Rafadhan langsung tertawa. "Kenapa kamu berpikir begitu?"

"Ya fase hidup standar masyarakat lah. Lahir, sekolah, sekolah lagi, sekolah terus, sekolah melulu, kerja, nikah. Itu kan? Karena ibumu berpikir kalau kamu nggak punya hal krusial lainnya untuk dikejar ya makanya memintamu menikah."

Rafadhan menyedekapkan kedua tangannya di atas meja ketika meja kami sudah bersih dari piring kotor dan hanya menyisakan minuman. Dia memesan hidangan penutup. Pandan brules buat dia dan colenak duren buat gue. Sok tahu banget, gue nggak suka duren padahal. Tapi bodo amat. Ada masalah yang lebih penting dibahas. "Tidak salah kan?" Dia bertanya dengan memandang gue intens. Ini orang gantengnya lumayan bikin pusing sih. Apalagi tonjolan urat di lengannya yang kelihatan karena dia pakai kaos polo pendek.

Menolah untuk hilang fokus, gue ikutan menyedekapkan tangan dan menjawab, "Ya, nggak salah."

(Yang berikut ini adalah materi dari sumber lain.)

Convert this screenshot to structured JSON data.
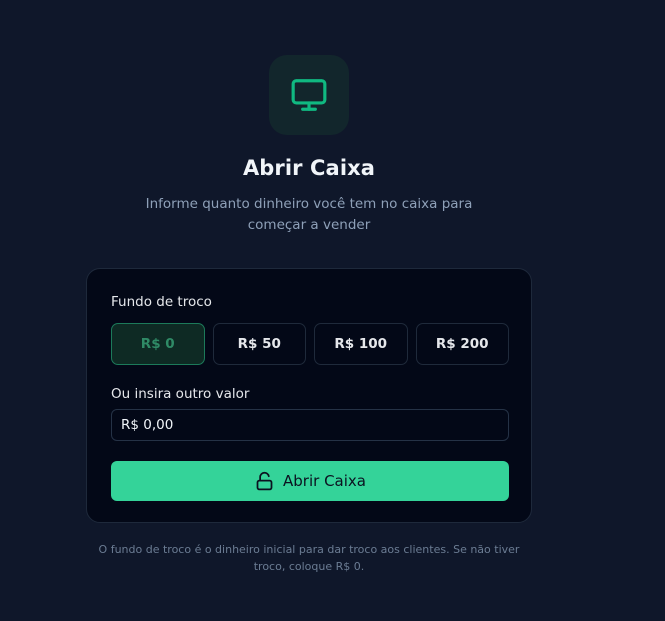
{
  "header": {
    "icon": "monitor-icon",
    "title": "Abrir Caixa",
    "subtitle": "Informe quanto dinheiro você tem no caixa para começar a vender"
  },
  "form": {
    "fundo_label": "Fundo de troco",
    "presets": [
      {
        "label": "R$ 0",
        "selected": true
      },
      {
        "label": "R$ 50",
        "selected": false
      },
      {
        "label": "R$ 100",
        "selected": false
      },
      {
        "label": "R$ 200",
        "selected": false
      }
    ],
    "custom_label": "Ou insira outro valor",
    "custom_value": "R$ 0,00",
    "submit_icon": "unlock-icon",
    "submit_label": "Abrir Caixa"
  },
  "footnote": "O fundo de troco é o dinheiro inicial para dar troco aos clientes. Se não tiver troco, coloque R$ 0.",
  "colors": {
    "background": "#0f172a",
    "card": "#030817",
    "accent": "#34d399",
    "icon_accent": "#10b981"
  }
}
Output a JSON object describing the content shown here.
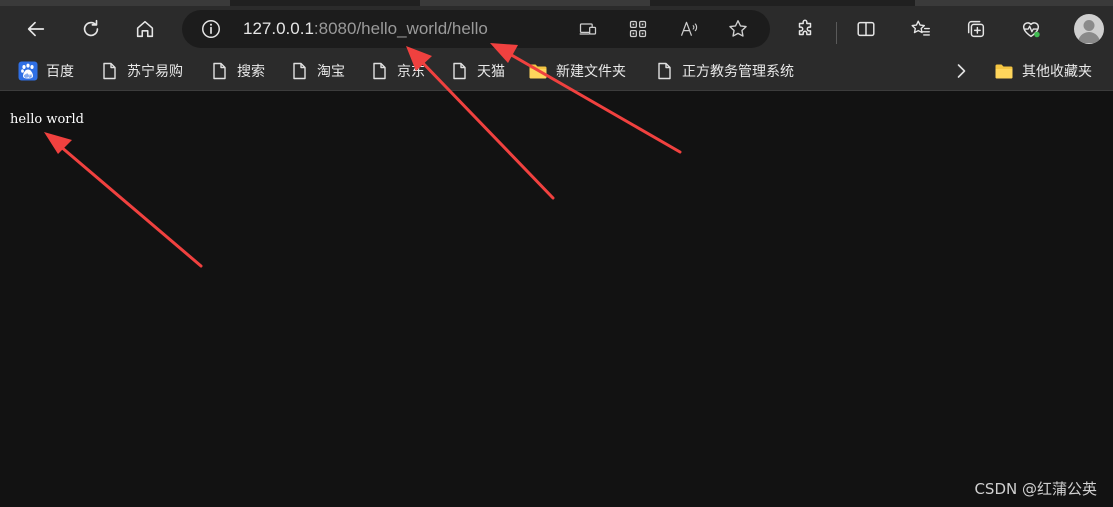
{
  "browser": {
    "address_bar": {
      "url_host": "127.0.0.1",
      "url_rest": ":8080/hello_world/hello"
    },
    "toolbar_icons": [
      "back-icon",
      "refresh-icon",
      "home-icon",
      "info-icon",
      "app-available-icon",
      "qr-code-icon",
      "read-aloud-icon",
      "favorite-star-icon",
      "extensions-icon",
      "split-screen-icon",
      "favorites-icon",
      "collections-icon",
      "browser-essentials-icon",
      "profile-avatar"
    ]
  },
  "bookmarks": {
    "items": [
      {
        "label": "百度",
        "icon": "baidu-icon"
      },
      {
        "label": "苏宁易购",
        "icon": "page-icon"
      },
      {
        "label": "搜索",
        "icon": "page-icon"
      },
      {
        "label": "淘宝",
        "icon": "page-icon"
      },
      {
        "label": "京东",
        "icon": "page-icon"
      },
      {
        "label": "天猫",
        "icon": "page-icon"
      },
      {
        "label": "新建文件夹",
        "icon": "folder-icon"
      },
      {
        "label": "正方教务管理系统",
        "icon": "page-icon"
      }
    ],
    "other_folder": "其他收藏夹"
  },
  "page": {
    "body_text": "hello world"
  },
  "watermark": "CSDN @红蒲公英",
  "colors": {
    "arrow": "#f0413f",
    "background": "#121212",
    "toolbar": "#2b2b2b"
  }
}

"Lalu kenapa kamu bilang saya budak?"

"Ya memang begitu kok Marxis menjelaskan. Pandangan sekelompok mayoritas lalu menjadi norma budaya."

"Oke... oke. Anggaplah saya budak. Bukannya kamu juga? Apa yang membuat kamu sepertinya terlalu membenci konsep pernikahan?"

"Saya nggak benci. Kenapa pula disimpulkan begitu?" Gue nyolot.

"Kalau kamu nggak benci kenapa kamu begitu bersikeras menolak saya? Padahal saya belum membuktikan apa-apa."

"Saya nggak benci, tapi bukan berarti saya harus ikut menjalaninya kan? Nggak ada undang... ah lupakan birokrasi. Saya nggak merasa mampu untuk saat ini." Atau merasa perlu, tambah gue dalam hati.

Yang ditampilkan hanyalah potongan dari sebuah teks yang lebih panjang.